Hypertype : une esthétique typographique du débordement

Mardi, février 28th, 2012

Création typographique expérimentale en 2ème année de communication visuelle

Dans la suite de notre parcours de création de polices de caractères, les expériences et les recherches réalisées dernièrement ont été orientées vers la création de caractères faits à la main. Nous avons misé cette fois-ci sur les qualités graphiques et plastiques de ces caractères du fait même que chaque caractère est dessiné où produit manuellement, à l’exception de deux cas de figure qui ont été produit avec des outils informatiques.
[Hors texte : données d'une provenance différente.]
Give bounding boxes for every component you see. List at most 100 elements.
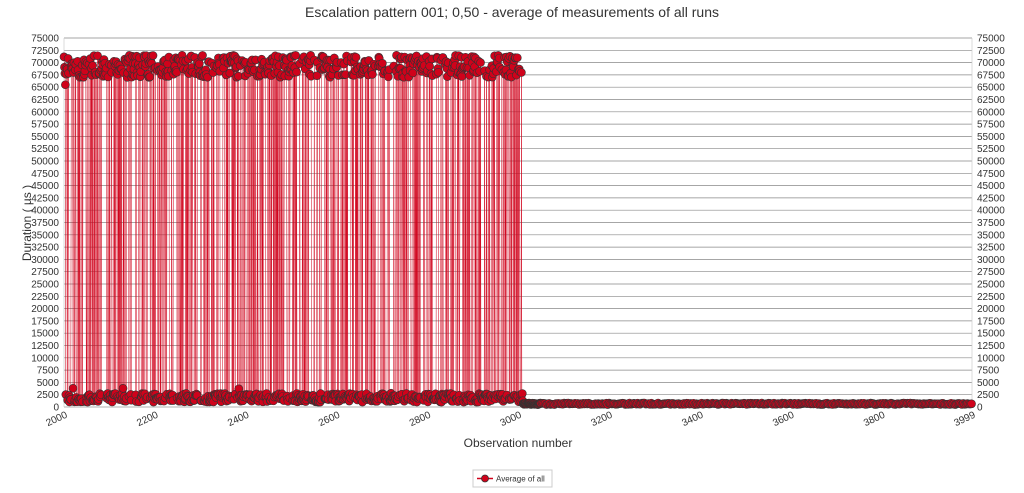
y-tick-label-right: 67500 bbox=[977, 70, 1005, 81]
y-tick-label-left: 27500 bbox=[31, 267, 59, 278]
y-tick-label-right: 55000 bbox=[977, 132, 1005, 143]
x-tick-label: 3999 bbox=[952, 410, 977, 430]
x-tick-label: 2800 bbox=[408, 410, 433, 430]
data-point bbox=[198, 51, 207, 60]
legend-marker bbox=[481, 474, 489, 483]
y-tick-label-right: 75000 bbox=[977, 34, 1005, 45]
y-tick-label-right: 22500 bbox=[977, 292, 1005, 303]
legend-box bbox=[472, 469, 553, 488]
y-tick-label-right: 60000 bbox=[977, 107, 1005, 118]
y-tick-label-right: 35000 bbox=[977, 230, 1005, 241]
x-tick-label: 3800 bbox=[862, 410, 887, 430]
y-tick-label-left: 20000 bbox=[31, 304, 59, 315]
data-point bbox=[292, 67, 301, 77]
y-tick-label-right: 10000 bbox=[977, 353, 1005, 364]
y-tick-label-left: 50000 bbox=[31, 157, 59, 168]
y-tick-label-left: 10000 bbox=[31, 353, 59, 364]
y-tick-label-right: 15000 bbox=[977, 329, 1005, 340]
data-point bbox=[93, 51, 102, 61]
data-point bbox=[384, 72, 393, 82]
data-point bbox=[408, 68, 418, 78]
y-tick-label-right: 32500 bbox=[977, 243, 1005, 254]
y-tick-label-left: 5000 bbox=[37, 378, 60, 389]
y-tick-label-left: 60000 bbox=[31, 107, 59, 118]
y-tick-label-left: 15000 bbox=[31, 329, 59, 340]
x-tick-label: 3400 bbox=[680, 410, 705, 430]
y-tick-label-left: 72500 bbox=[31, 46, 59, 57]
x-tick-label: 3000 bbox=[499, 410, 524, 430]
legend-label: Average of all bbox=[496, 475, 545, 484]
series-line bbox=[63, 55, 973, 406]
y-tick-label-left: 42500 bbox=[31, 193, 59, 204]
y-tick-label-left: 52500 bbox=[31, 144, 59, 155]
y-tick-label-left: 75000 bbox=[31, 34, 59, 45]
data-point bbox=[68, 383, 78, 393]
y-tick-label-left: 47500 bbox=[31, 169, 59, 180]
data-point bbox=[476, 58, 485, 67]
y-tick-label-left: 70000 bbox=[31, 58, 59, 69]
y-tick-label-left: 57500 bbox=[31, 120, 59, 131]
y-tick-label-right: 20000 bbox=[977, 304, 1005, 315]
x-axis: 2000 2200 2400 2600 2800 3000 3200 3400 3600 3800… bbox=[44, 410, 977, 430]
y-tick-label-right: 72500 bbox=[977, 46, 1005, 57]
data-point bbox=[513, 53, 522, 63]
y-tick-label-left: 32500 bbox=[31, 243, 59, 254]
chart-title: Escalation pattern 001; 0,50 - average o… bbox=[305, 4, 719, 20]
x-tick-label: 3600 bbox=[771, 410, 796, 430]
data-point bbox=[457, 72, 467, 81]
x-tick-label: 2400 bbox=[226, 410, 251, 430]
y-tick-label-left: 55000 bbox=[31, 132, 59, 143]
data-point bbox=[425, 61, 434, 71]
y-tick-label-right: 47500 bbox=[977, 169, 1005, 180]
data-point bbox=[967, 399, 976, 409]
y-tick-label-right: 0 bbox=[977, 403, 983, 414]
data-point bbox=[225, 68, 235, 78]
y-tick-label-left: 67500 bbox=[31, 70, 59, 81]
y-tick-label-right: 42500 bbox=[977, 193, 1005, 204]
y-tick-label-left: 65000 bbox=[31, 83, 59, 94]
y-tick-label-left: 7500 bbox=[37, 366, 60, 377]
x-tick-label: 2000 bbox=[44, 410, 69, 430]
y-tick-label-right: 52500 bbox=[977, 144, 1005, 155]
data-point bbox=[148, 51, 158, 60]
y-tick-label-right: 65000 bbox=[977, 83, 1005, 94]
y-tick-label-left: 30000 bbox=[31, 255, 59, 266]
y-tick-label-right: 25000 bbox=[977, 280, 1005, 291]
y-tick-label-right: 17500 bbox=[977, 316, 1005, 327]
y-tick-label-right: 40000 bbox=[977, 206, 1005, 217]
y-tick-label-left: 22500 bbox=[31, 292, 59, 303]
y-tick-label-right: 12500 bbox=[977, 341, 1005, 352]
data-point bbox=[433, 67, 443, 77]
x-tick-label: 2600 bbox=[317, 410, 342, 430]
y-tick-label-right: 7500 bbox=[977, 366, 1000, 377]
y-tick-label-right: 50000 bbox=[977, 157, 1005, 168]
data-point bbox=[312, 71, 322, 81]
y-tick-label-right: 27500 bbox=[977, 267, 1005, 278]
y-tick-label-left: 12500 bbox=[31, 341, 59, 352]
series-average-of-all bbox=[59, 50, 976, 409]
data-point bbox=[351, 52, 361, 62]
data-point bbox=[145, 72, 155, 82]
y-tick-label-right: 5000 bbox=[977, 378, 1000, 389]
y-tick-label-right: 45000 bbox=[977, 181, 1005, 192]
y-tick-label-right: 37500 bbox=[977, 218, 1005, 229]
x-axis-label: Observation number bbox=[464, 436, 573, 450]
data-point bbox=[368, 70, 377, 79]
y-tick-label-left: 2500 bbox=[37, 390, 60, 401]
y-tick-label-left: 37500 bbox=[31, 218, 59, 229]
y-tick-label-right: 62500 bbox=[977, 95, 1005, 106]
y-tick-label-left: 40000 bbox=[31, 206, 59, 217]
y-tick-label-left: 17500 bbox=[31, 316, 59, 327]
y-tick-label-left: 35000 bbox=[31, 230, 59, 241]
data-point bbox=[517, 68, 526, 77]
legend[interactable]: Average of all bbox=[472, 469, 553, 488]
y-tick-label-right: 57500 bbox=[977, 120, 1005, 131]
y-tick-label-left: 45000 bbox=[31, 181, 59, 192]
data-point bbox=[118, 383, 128, 393]
y-tick-label-right: 70000 bbox=[977, 58, 1005, 69]
y-tick-label-left: 25000 bbox=[31, 280, 59, 291]
y-tick-label-left: 62500 bbox=[31, 95, 59, 106]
Cette façon de travailler exige une longue durée, mais en même temps la longueur du délais a permis aux étudiants de fixer de moments d’arrêt dans la recherche qui obligent à décider des épaisseurs des fûts qui déterminent les trois graisses demandées : light, regular et bold. Un principe de création a été donné en amont, c’était celui de concevoir une esthétique du débordement, de la prolifération graphique, qui viendrait suggérer des lettres avec un minimum d’éléments, pour proposer des graisses de plus en plus étoffées et ainsi de suite, selon un principe d’accumulation, pour obtenir des caractères qui semblent arrêtés avant d’envahir totalement la surface visuelle. Pour ce projet, nous avons pris comme référence de départ le travail de la jeune graphiste néerlandaise Hansje van Halem qui, dans l’ouvrage Handmade type workshop (Thames & Hudson, 2011) donne des consignes spécifiques sur les cinq pas qui mènent à la création de sa police de caractères Doyli type.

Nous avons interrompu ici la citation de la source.